The challenge is before us: to hit the air waves, the Town Hall meetings, the mail to the President and Congress to demand the change we voted for.


  1. Great work, Ellen..
    Would it be possible for your next post to give us specific bulleted talking points about what needs to be changed in the President's plan?

  2. Also I have been debating with well meaning friends who say that the plan offered a public option. I feel that it did not, despite the President's use of that terminology.

    My feeling was that it doesn't offer a public option at all because there's no "option"; only uninsurable people will be eligible, basically, and since their premiums will be its only funding, it is doomed to be insufficient for the needs of people who fit into that category.

    Am I right or are they right?

  3. I feel like I'm losing my mind. Everything Republicans and Blue Dogs propose - Tort Reform, Competition Across State lines, Co-ops, benefit the Insurance Industry at the expense of the people.

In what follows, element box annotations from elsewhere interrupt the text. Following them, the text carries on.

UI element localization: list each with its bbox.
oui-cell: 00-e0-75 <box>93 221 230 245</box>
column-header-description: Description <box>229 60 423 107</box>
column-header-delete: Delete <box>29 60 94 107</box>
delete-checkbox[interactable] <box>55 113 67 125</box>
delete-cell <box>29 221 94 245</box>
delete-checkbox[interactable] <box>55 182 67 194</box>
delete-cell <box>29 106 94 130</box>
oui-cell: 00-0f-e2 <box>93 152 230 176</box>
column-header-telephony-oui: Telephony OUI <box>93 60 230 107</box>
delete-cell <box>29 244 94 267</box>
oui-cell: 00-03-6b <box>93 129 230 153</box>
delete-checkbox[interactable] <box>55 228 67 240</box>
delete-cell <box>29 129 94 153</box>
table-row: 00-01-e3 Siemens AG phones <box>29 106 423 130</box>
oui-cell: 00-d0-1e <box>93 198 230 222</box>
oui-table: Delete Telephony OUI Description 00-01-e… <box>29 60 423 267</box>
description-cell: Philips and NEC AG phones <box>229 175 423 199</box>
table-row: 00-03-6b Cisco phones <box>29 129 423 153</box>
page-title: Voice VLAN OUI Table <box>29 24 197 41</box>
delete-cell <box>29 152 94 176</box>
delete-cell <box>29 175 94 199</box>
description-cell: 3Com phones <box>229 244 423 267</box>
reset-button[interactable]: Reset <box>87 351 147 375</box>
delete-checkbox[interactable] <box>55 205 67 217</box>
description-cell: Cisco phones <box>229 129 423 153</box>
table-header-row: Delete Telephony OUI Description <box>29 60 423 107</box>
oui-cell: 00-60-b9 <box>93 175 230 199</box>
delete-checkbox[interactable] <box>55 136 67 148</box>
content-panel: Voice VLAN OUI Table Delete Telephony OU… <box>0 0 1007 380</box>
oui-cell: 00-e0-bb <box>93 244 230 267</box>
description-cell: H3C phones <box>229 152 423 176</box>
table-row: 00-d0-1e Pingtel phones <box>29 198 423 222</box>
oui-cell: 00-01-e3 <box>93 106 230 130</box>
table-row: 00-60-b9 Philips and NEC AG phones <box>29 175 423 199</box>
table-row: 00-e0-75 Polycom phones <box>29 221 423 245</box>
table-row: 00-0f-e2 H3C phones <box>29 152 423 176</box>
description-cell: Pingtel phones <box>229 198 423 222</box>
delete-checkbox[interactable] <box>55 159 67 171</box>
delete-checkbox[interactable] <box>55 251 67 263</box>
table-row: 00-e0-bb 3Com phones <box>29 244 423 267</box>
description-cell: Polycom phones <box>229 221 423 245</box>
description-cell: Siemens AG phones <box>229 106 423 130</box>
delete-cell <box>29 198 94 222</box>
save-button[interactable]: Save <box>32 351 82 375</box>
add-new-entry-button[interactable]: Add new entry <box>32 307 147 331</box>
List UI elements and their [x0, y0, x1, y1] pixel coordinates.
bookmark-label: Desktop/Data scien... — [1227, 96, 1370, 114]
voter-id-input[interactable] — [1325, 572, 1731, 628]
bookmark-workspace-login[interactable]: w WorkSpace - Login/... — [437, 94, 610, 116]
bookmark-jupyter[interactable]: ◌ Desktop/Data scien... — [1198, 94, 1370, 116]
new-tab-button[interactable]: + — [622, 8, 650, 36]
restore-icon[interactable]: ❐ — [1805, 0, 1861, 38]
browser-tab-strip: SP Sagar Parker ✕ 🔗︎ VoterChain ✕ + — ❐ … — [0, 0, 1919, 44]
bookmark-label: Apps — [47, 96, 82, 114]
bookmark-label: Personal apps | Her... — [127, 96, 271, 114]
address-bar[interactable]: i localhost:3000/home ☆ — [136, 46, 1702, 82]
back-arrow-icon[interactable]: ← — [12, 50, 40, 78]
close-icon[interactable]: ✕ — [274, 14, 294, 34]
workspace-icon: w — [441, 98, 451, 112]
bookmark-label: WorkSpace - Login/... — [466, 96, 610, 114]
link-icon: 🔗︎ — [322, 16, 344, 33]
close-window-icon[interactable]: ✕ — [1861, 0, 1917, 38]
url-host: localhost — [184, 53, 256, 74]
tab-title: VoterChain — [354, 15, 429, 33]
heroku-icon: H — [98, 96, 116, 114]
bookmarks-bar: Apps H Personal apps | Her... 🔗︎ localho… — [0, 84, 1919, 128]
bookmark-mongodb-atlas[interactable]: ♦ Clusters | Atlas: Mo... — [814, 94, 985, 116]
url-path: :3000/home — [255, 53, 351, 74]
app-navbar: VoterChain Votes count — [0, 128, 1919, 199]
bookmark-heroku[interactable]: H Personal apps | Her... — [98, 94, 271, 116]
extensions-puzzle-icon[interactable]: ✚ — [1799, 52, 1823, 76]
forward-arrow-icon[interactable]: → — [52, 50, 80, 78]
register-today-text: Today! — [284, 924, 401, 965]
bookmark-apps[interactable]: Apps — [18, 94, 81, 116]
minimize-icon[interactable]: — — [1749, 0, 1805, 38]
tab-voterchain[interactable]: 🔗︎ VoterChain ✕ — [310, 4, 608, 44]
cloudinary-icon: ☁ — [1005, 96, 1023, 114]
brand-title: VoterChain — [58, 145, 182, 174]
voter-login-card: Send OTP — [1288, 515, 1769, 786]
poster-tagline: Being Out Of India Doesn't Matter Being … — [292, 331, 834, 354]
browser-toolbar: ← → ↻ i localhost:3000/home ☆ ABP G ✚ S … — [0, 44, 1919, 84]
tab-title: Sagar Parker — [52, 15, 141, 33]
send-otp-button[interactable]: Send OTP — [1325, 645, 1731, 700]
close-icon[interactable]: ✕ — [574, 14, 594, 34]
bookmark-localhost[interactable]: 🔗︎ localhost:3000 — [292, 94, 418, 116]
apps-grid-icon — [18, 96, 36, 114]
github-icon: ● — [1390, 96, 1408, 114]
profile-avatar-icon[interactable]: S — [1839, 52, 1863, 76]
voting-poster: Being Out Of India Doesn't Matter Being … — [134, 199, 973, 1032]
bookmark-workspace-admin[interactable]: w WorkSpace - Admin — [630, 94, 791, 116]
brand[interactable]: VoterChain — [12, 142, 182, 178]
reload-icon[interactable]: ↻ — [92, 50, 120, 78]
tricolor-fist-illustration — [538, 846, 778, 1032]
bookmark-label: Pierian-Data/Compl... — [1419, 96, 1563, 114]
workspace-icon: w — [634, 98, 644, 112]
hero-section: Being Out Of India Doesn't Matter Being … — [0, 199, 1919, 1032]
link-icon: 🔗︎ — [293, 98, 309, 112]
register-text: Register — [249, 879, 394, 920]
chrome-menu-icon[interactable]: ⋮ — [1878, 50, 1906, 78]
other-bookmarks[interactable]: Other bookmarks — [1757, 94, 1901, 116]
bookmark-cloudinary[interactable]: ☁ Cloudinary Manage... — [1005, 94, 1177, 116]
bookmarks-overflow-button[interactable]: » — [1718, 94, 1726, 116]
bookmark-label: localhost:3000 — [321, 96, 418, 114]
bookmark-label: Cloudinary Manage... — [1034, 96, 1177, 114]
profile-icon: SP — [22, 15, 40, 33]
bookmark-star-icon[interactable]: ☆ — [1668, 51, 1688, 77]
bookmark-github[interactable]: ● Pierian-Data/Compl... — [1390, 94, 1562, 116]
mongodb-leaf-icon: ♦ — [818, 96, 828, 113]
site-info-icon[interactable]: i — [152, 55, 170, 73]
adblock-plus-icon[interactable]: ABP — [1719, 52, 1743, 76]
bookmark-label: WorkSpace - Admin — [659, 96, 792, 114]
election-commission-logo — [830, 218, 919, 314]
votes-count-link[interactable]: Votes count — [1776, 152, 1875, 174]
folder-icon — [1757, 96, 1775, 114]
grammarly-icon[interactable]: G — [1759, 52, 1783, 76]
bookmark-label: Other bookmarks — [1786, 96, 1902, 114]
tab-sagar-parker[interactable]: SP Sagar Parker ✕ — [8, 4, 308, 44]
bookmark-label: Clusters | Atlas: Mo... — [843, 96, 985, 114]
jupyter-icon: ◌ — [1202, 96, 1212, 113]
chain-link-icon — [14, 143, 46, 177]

    Obama never let single-payer on the table as a barganing chip. We should have known as soon as he appointed Nancy-Ann DeParle from the for-profit Insurance Industry. Then brought in United Health Group to negotiate. It was over before it began.

    And they've won:
    If we kill the bill, they win.
    If we pass a bill without a public option, they've won.
    If we pass a bill with the public option as it is now, they've crippled it - no "teeth."

    Only a very few people would qualify, and those that need subsidies wouldn't be allowed to choose the public option, instead we are going to subsidize them to buy one of the "for-profit" choices in the Exchange.

    We will have "Romney Care" where there is plenty of competition between private insurance in the state: see Kay Lazar's article in the Globe: "Bay State health insurance premiums highest in country." They do not lower costs because that affects the profit margin for the entire industry.

    So, the Insurance Industry, because of lies and mis/disinformation advocated by Republicans and Blue Dogs against their own constituents, and people who've been duped propagating those same lies, have screwed us all.

    This isn't stopping me from continuing to call, write, email, fax every Blue Dog Senator and the progressive caucus' in the House.

    I'm just extremely discouraged, after learning that Obama told the Blue Dogs the day after his speech, he was willing to negotiate on the public option.

    Then yesterday, we learned that a United Health Lobbyist Announced a Pelosi Fundraiser As She backed off the Pubic Option.